Unter der Voraussetzung, dass der maßgebliche Wert des Erwerbs (also nach einer etwa gebotenen Zusammenrechnung mit anderen Erwerben innerhalb eines Zehnjahreszeitraums) den Betrag von 90 Mio. EUR nicht übersteigt, hat der Steuerpflichtige die Wahl zwischen der Anwendung eines nach Maßgabe von § 13 c ErbStG abgeschmolzen Verschonungsabschlags oder der sog. Verschonungsbedarfsprüfung (§ 28 a ErbStG).

Bei der Abschmelzung vermindert sich der zu gewährende Verschonungsabschlag entsprechend dem den Grenzwert von 26 Mio. EUR übersteigenden Wert, und zwar jeweils um 1 %-Punkt je volle 750.000 EUR. Rechnerisch lässt sich dies wie folgt ausdrücken:

 
  Rechenschema   Beispiel
  Wert des Erwerbs   32.300.000 EUR
./. 26 Mio. EUR ./. 26.000.000 EUR
  Übersteigender Wert   6.300.000 EUR
÷ 750.000 ÷ 750.000
= Faktor = 8,4
  Abrundung   8
= Abschmelzung = 8 %
  Regulärer Verschonungsabschlag   85 %
./. Abschmelzung ./. 8 %
  Verbleibender Verschonungsabschlag   77 %

Im Ergebnis läuft dieses Rechenschema darauf hinaus, dass im Fall der Regelverschonung der Verschonungsabschlag ab einem Erwerb im Wert von 89.750.000 EUR vollständig, also auf 0 %, abgeschmolzen ist. Für den Fall der Optionsverschonung regelt § 13 c Abs. 1 S. 2 ErbStG, dass ein Verschonungsabschlag ab einem Erwerb von begünstigtem Vermögen in Höhe von 90 Mio. EUR nicht mehr gewährt wird.

Gemäß § 13 c Abs. 2 ErbStG sind im Fall der Abschmelzung die Vorgaben des § 13 a Abs. 3 bis 9 ErbStG (insbesondere Lohnsummen- und Behaltensanforderungen) allesamt entsprechend anzuwenden. Soweit der die Begünstigung in Anspruch nehmende Erwerber von demselben Erblasser/Schenker innerhalb eines Zeitraums von zehn Jahren mehrere Zuwendungen begünstigten Vermögens erhält, hat für jede dieser Zuwendungen eine erneute Überprüfung stattzufinden. Sämtliche in den jeweiligen Zehnjahreszeitraum fallenden Zuwendungen sind hierzu zusammenzurechnen. Dies kann dazu führen, dass für einen früheren Erwerb (nach dem 30.6.2016) die Voraussetzungen der bislang gewährten Regel- bzw.

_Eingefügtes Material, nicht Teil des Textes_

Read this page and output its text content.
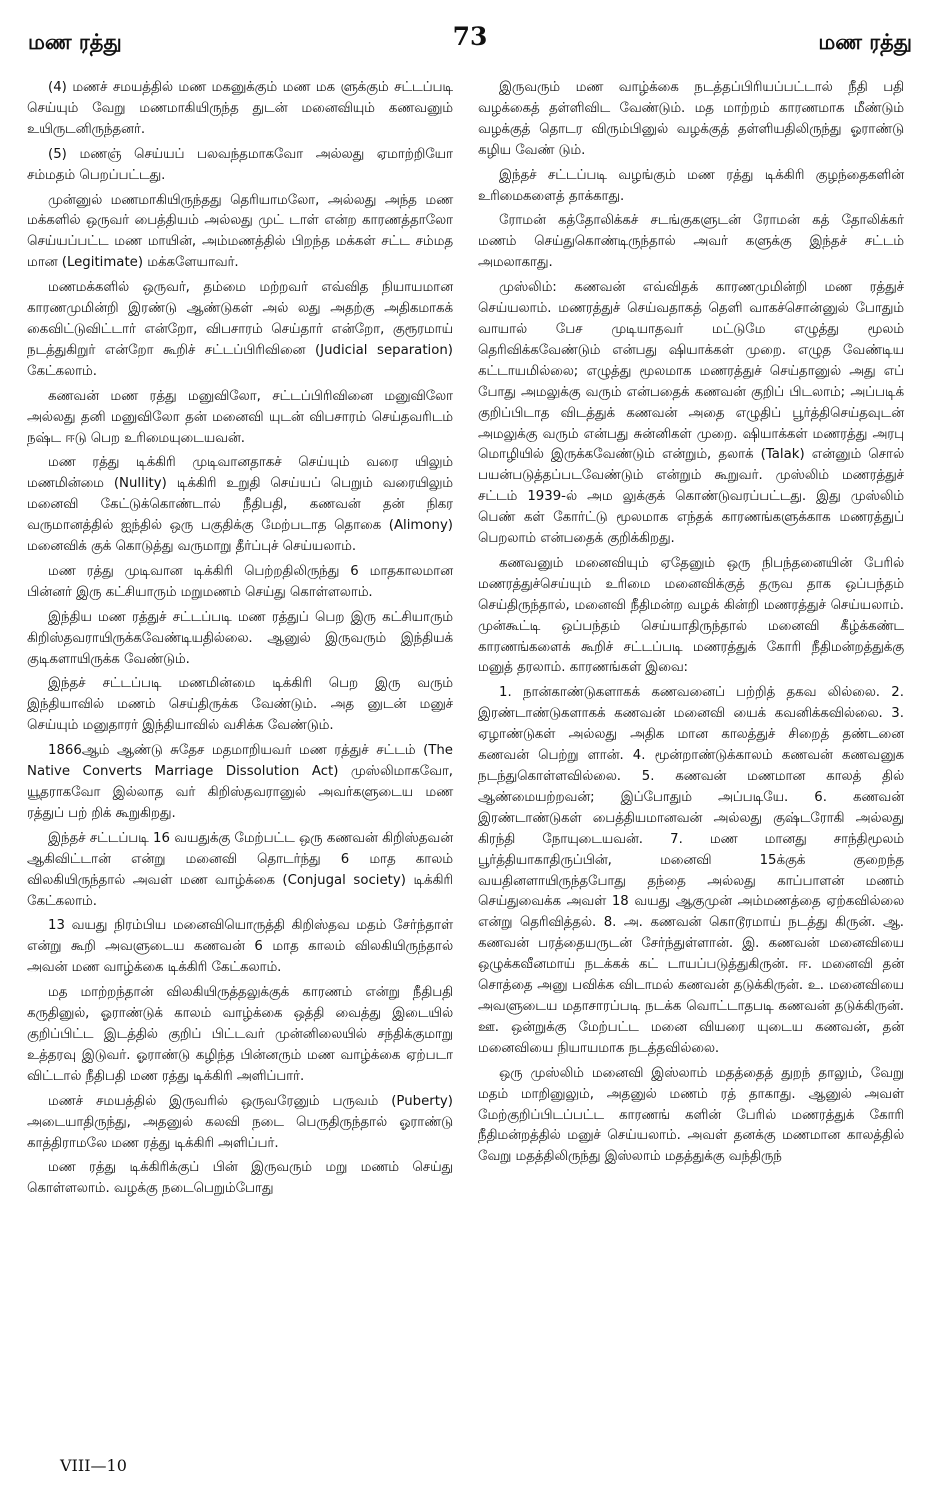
மண ரத்து	73	மண ரத்து

(4) மணச் சமயத்தில் மண மகனுக்கும் மண மக ளுக்கும் சட்டப்படி செய்யும் வேறு மணமாகியிருந்த துடன் மனைவியும் கணவனும் உயிருடனிருந்தனர்.

(5) மணஞ் செய்யப் பலவந்தமாகவோ அல்லது ஏமாற்றியோ சம்மதம் பெறப்பட்டது.

முன்னுல் மணமாகியிருந்தது தெரியாமலோ, அல்லது அந்த மண மக்களில் ஒருவர் பைத்தியம் அல்லது முட் டாள் என்ற காரணத்தாலோ செய்யப்பட்ட மண மாயின், அம்மணத்தில் பிறந்த மக்கள் சட்ட சம்மத மான (Legitimate) மக்களேயாவர்.

மணமக்களில் ஒருவர், தம்மை மற்றவர் எவ்வித நியாயமான காரணமுமின்றி இரண்டு ஆண்டுகள் அல் லது அதற்கு அதிகமாகக் கைவிட்டுவிட்டார் என்றோ, விபசாரம் செய்தார் என்றோ, குரூரமாய் நடத்துகிறுர் என்றோ கூறிச் சட்டப்பிரிவினை (Judicial separation) கேட்கலாம்.

கணவன் மண ரத்து மனுவிலோ, சட்டப்பிரிவினை மனுவிலோ அல்லது தனி மனுவிலோ தன் மனைவி யுடன் விபசாரம் செய்தவரிடம் நஷ்ட ஈடு பெற உரிமையுடையவன்.

மண ரத்து டிக்கிரி முடிவானதாகச் செய்யும் வரை யிலும் மணமின்மை (Nullity) டிக்கிரி உறுதி செய்யப் பெறும் வரையிலும் மனைவி கேட்டுக்கொண்டால் நீதிபதி, கணவன் தன் நிகர வருமானத்தில் ஐந்தில் ஒரு பகுதிக்கு மேற்படாத தொகை (Alimony) மனைவிக் குக் கொடுத்து வருமாறு தீர்ப்புச் செய்யலாம்.

மண ரத்து முடிவான டிக்கிரி பெற்றதிலிருந்து 6 மாதகாலமான பின்னர் இரு கட்சியாரும் மறுமணம் செய்து கொள்ளலாம்.

இந்திய மண ரத்துச் சட்டப்படி மண ரத்துப் பெற இரு கட்சியாரும் கிறிஸ்தவராயிருக்கவேண்டியதில்லை. ஆனுல் இருவரும் இந்தியக் குடிகளாயிருக்க வேண்டும்.

இந்தச் சட்டப்படி மணமின்மை டிக்கிரி பெற இரு வரும் இந்தியாவில் மணம் செய்திருக்க வேண்டும். அத னுடன் மனுச் செய்யும் மனுதாரர் இந்தியாவில் வசிக்க வேண்டும்.

1866ஆம் ஆண்டு சுதேச மதமாறியவர் மண ரத்துச் சட்டம் (The Native Converts Marriage Dissolution Act) முஸ்லிமாகவோ, யூதராகவோ இல்லாத வர் கிறிஸ்தவரானுல் அவர்களுடைய மண ரத்துப் பற் றிக் கூறுகிறது.

இந்தச் சட்டப்படி 16 வயதுக்கு மேற்பட்ட ஒரு கணவன் கிறிஸ்தவன் ஆகிவிட்டான் என்று மனைவி தொடர்ந்து 6 மாத காலம் விலகியிருந்தால் அவள் மண வாழ்க்கை (Conjugal society) டிக்கிரி கேட்கலாம்.

13 வயது நிரம்பிய மனைவியொருத்தி கிறிஸ்தவ மதம் சேர்ந்தாள் என்று கூறி அவளுடைய கணவன் 6 மாத காலம் விலகியிருந்தால் அவன் மண வாழ்க்கை டிக்கிரி கேட்கலாம்.

மத மாற்றந்தான் விலகியிருத்தலுக்குக் காரணம் என்று நீதிபதி கருதினுல், ஓராண்டுக் காலம் வாழ்க்கை ஒத்தி வைத்து இடையில் குறிப்பிட்ட இடத்தில் குறிப் பிட்டவர் முன்னிலையில் சந்திக்குமாறு உத்தரவு இடுவர். ஓராண்டு கழிந்த பின்னரும் மண வாழ்க்கை ஏற்படா விட்டால் நீதிபதி மண ரத்து டிக்கிரி அளிப்பார்.

மணச் சமயத்தில் இருவரில் ஒருவரேனும் பருவம் (Puberty) அடையாதிருந்து, அதனுல் கலவி நடை பெருதிருந்தால் ஓராண்டு காத்திராமலே மண ரத்து டிக்கிரி அளிப்பர்.

மண ரத்து டிக்கிரிக்குப் பின் இருவரும் மறு மணம் செய்து கொள்ளலாம். வழக்கு நடைபெறும்போது

இருவரும் மண வாழ்க்கை நடத்தப்பிரியப்பட்டால் நீதி பதி வழக்கைத் தள்ளிவிட வேண்டும். மத மாற்றம் காரணமாக மீண்டும் வழக்குத் தொடர விரும்பினுல் வழக்குத் தள்ளியதிலிருந்து ஓராண்டு கழிய வேண் டும்.

இந்தச் சட்டப்படி வழங்கும் மண ரத்து டிக்கிரி குழந்தைகளின் உரிமைகளைத் தாக்காது.

ரோமன் கத்தோலிக்கச் சடங்குகளுடன் ரோமன் கத் தோலிக்கர் மணம் செய்துகொண்டிருந்தால் அவர் களுக்கு இந்தச் சட்டம் அமலாகாது.

முஸ்லிம்: கணவன் எவ்விதக் காரணமுமின்றி மண ரத்துச் செய்யலாம். மணரத்துச் செய்வதாகத் தெளி வாகச்சொன்னுல் போதும் வாயால் பேச முடியாதவர் மட்டுமே எழுத்து மூலம் தெரிவிக்கவேண்டும் என்பது ஷியாக்கள் முறை. எழுத வேண்டிய கட்டாயமில்லை; எழுத்து மூலமாக மணரத்துச் செய்தானுல் அது எப் போது அமலுக்கு வரும் என்பதைக் கணவன் குறிப் பிடலாம்; அப்படிக் குறிப்பிடாத விடத்துக் கணவன் அதை எழுதிப் பூர்த்திசெய்தவுடன் அமலுக்கு வரும் என்பது சுன்னிகள் முறை. ஷியாக்கள் மணரத்து அரபு மொழியில் இருக்கவேண்டும் என்றும், தலாக் (Talak) என்னும் சொல் பயன்படுத்தப்படவேண்டும் என்றும் கூறுவர். முஸ்லிம் மணரத்துச் சட்டம் 1939-ல் அம லுக்குக் கொண்டுவரப்பட்டது. இது முஸ்லிம் பெண் கள் கோர்ட்டு மூலமாக எந்தக் காரணங்களுக்காக மணரத்துப் பெறலாம் என்பதைக் குறிக்கிறது.

கணவனும் மனைவியும் ஏதேனும் ஒரு நிபந்தனையின் பேரில் மணரத்துச்செய்யும் உரிமை மனைவிக்குத் தருவ தாக ஒப்பந்தம் செய்திருந்தால், மனைவி நீதிமன்ற வழக் கின்றி மணரத்துச் செய்யலாம். முன்கூட்டி ஒப்பந்தம் செய்யாதிருந்தால் மனைவி கீழ்க்கண்ட காரணங்களைக் கூறிச் சட்டப்படி மணரத்துக் கோரி நீதிமன்றத்துக்கு மனுத் தரலாம். காரணங்கள் இவை:

1. நான்காண்டுகளாகக் கணவனைப் பற்றித் தகவ லில்லை. 2. இரண்டாண்டுகளாகக் கணவன் மனைவி யைக் கவனிக்கவில்லை. 3. ஏழாண்டுகள் அல்லது அதிக மான காலத்துச் சிறைத் தண்டனை கணவன் பெற்று ளான். 4. மூன்றாண்டுக்காலம் கணவன் கணவனுக நடந்துகொள்ளவில்லை. 5. கணவன் மணமான காலத் தில் ஆண்மையற்றவன்; இப்போதும் அப்படியே. 6. கணவன் இரண்டாண்டுகள் பைத்தியமானவன் அல்லது குஷ்டரோகி அல்லது கிரந்தி நோயுடையவன். 7. மண மானது சாந்திமூலம் பூர்த்தியாகாதிருப்பின், மனைவி 15க்குக் குறைந்த வயதினளாயிருந்தபோது தந்தை அல்லது காப்பாளன் மணம் செய்துவைக்க அவள் 18 வயது ஆகுமுன் அம்மணத்தை ஏற்கவில்லை என்று தெரிவித்தல். 8. அ. கணவன் கொடூரமாய் நடத்து கிருன். ஆ. கணவன் பரத்தையருடன் சேர்ந்துள்ளான். இ. கணவன் மனைவியை ஒழுக்கவீனமாய் நடக்கக் கட் டாயப்படுத்துகிருன். ஈ. மனைவி தன் சொத்தை அனு பவிக்க விடாமல் கணவன் தடுக்கிருன். உ. மனைவியை அவளுடைய மதாசாரப்படி நடக்க வொட்டாதபடி கணவன் தடுக்கிருன். ஊ. ஒன்றுக்கு மேற்பட்ட மனை வியரை யுடைய கணவன், தன் மனைவியை நியாயமாக நடத்தவில்லை.

ஒரு முஸ்லிம் மனைவி இஸ்லாம் மதத்தைத் துறந் தாலும், வேறு மதம் மாறினுலும், அதனுல் மணம் ரத் தாகாது. ஆனுல் அவள் மேற்குறிப்பிடப்பட்ட காரணங் களின் பேரில் மணரத்துக் கோரி நீதிமன்றத்தில் மனுச் செய்யலாம். அவள் தனக்கு மணமான காலத்தில் வேறு மதத்திலிருந்து இஸ்லாம் மதத்துக்கு வந்திருந்

VIII—10
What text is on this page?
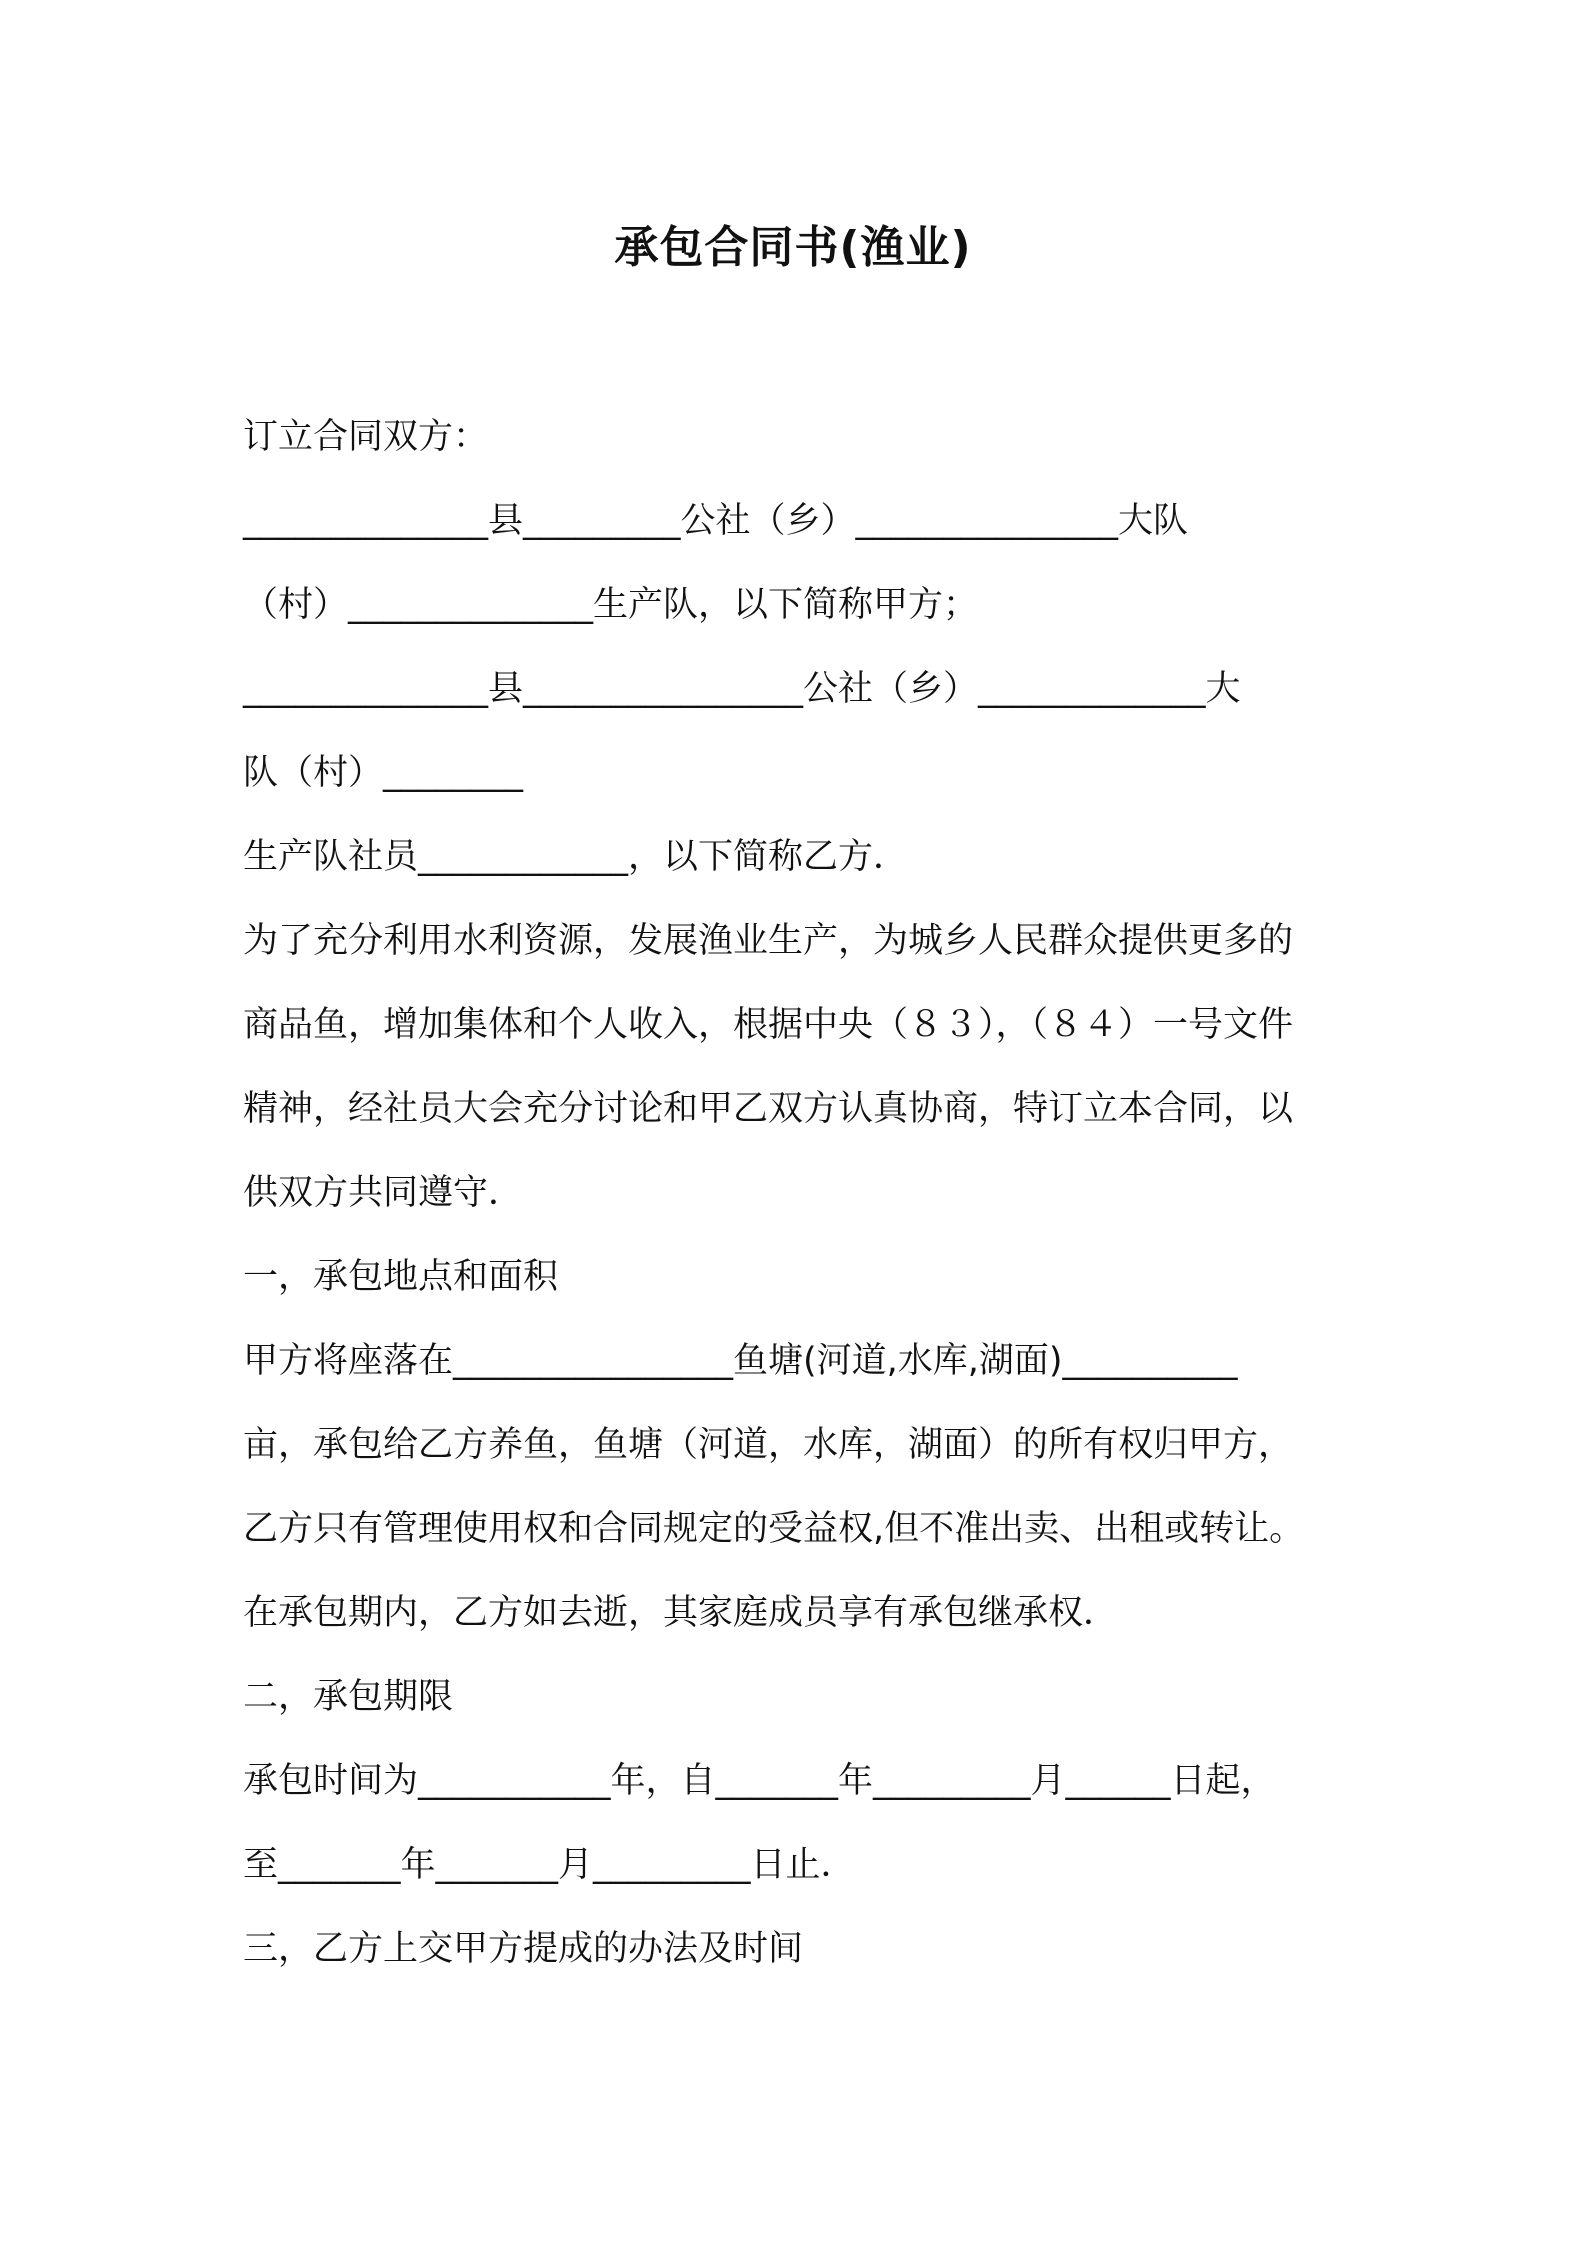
承包合同书(渔业)
订立合同双方：
______________县_________公社（乡）_______________大队
（村）______________生产队，以下简称甲方；
______________县________________公社（乡）_____________大
队（村）________
生产队社员____________，以下简称乙方．
为了充分利用水利资源，发展渔业生产，为城乡人民群众提供更多的
商品鱼，增加集体和个人收入，根据中央（８３），（８４）一号文件
精神，经社员大会充分讨论和甲乙双方认真协商，特订立本合同，以
供双方共同遵守．
一，承包地点和面积
甲方将座落在________________鱼塘(河道,水库,湖面)__________
亩，承包给乙方养鱼，鱼塘（河道，水库，湖面）的所有权归甲方，
乙方只有管理使用权和合同规定的受益权,但不准出卖、出租或转让。
在承包期内，乙方如去逝，其家庭成员享有承包继承权．
二，承包期限
承包时间为___________年，自_______年_________月______日起，
至_______年_______月_________日止．
三，乙方上交甲方提成的办法及时间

Optionsverschonung (nachträglich) wegfallen. In diesem Fall wird auch für den/die betroffenen früheren Erwerbe der abgeschmolzene Verschonungsabschlag gewährt, es sei denn, für diesen (einen) früheren Erwerb wurde ein Antrag auf Durchführung der Verschonungsbedarfsprüfung (§ 28 a ErbStG) gestellt.

Wie in Fällen vorzugehen ist, in denen durch die Hinzurechnung des jüngsten Erwerbs die Schwelle von 90 Mio. EUR überschritten wird, ergibt sich unmittelbar aus dem Gesetz nicht. Logischerweise muss aber in solchen Fällen der Verschonungsabschlag (rückwirkend) für sämtliche innerhalb des relevanten Zehnjahreszeitraums liegenden Zuwendungen entfallen. Konsequenterweise müsste dann auch insoweit ein Antrag auf Durchführung der Verschonungsbedarfsprüfung zulässig sein. Dies ist allerdings zweifelhaft, da § 13 c Abs. 2 S. 6 ErbStG ausdrücklich klarstellt, dass ein Antrag nach § 13 c Abs. 1 ErbStG (Abschmelzung) unwiderruflich ist (und somit einen Antrag auf Verschonungsbedarfsprüfung ausschließt, § 28 a Abs. 8 ErbStG). Diese Klippe ließe sich bestenfalls dadurch umschiffen, dass ein in einem früheren Steuerfestsetzungsverfahren gestellter Antrag durch die später erfolgte weitere Zuwendung (automatisch) seine Gültigkeit verlöre. Eine solche Unterstellung wäre allerdings nur dann sachgerecht, wenn es infolge der Zusammenrechnung zu einem Wegfall der bisherigen Verschonungsvoraussetzungen für die frühere Zuwendung kommt. Wie die Finanzverwaltung mit dieser Fragestellung umgehen wird, ist bislang vollständig offen.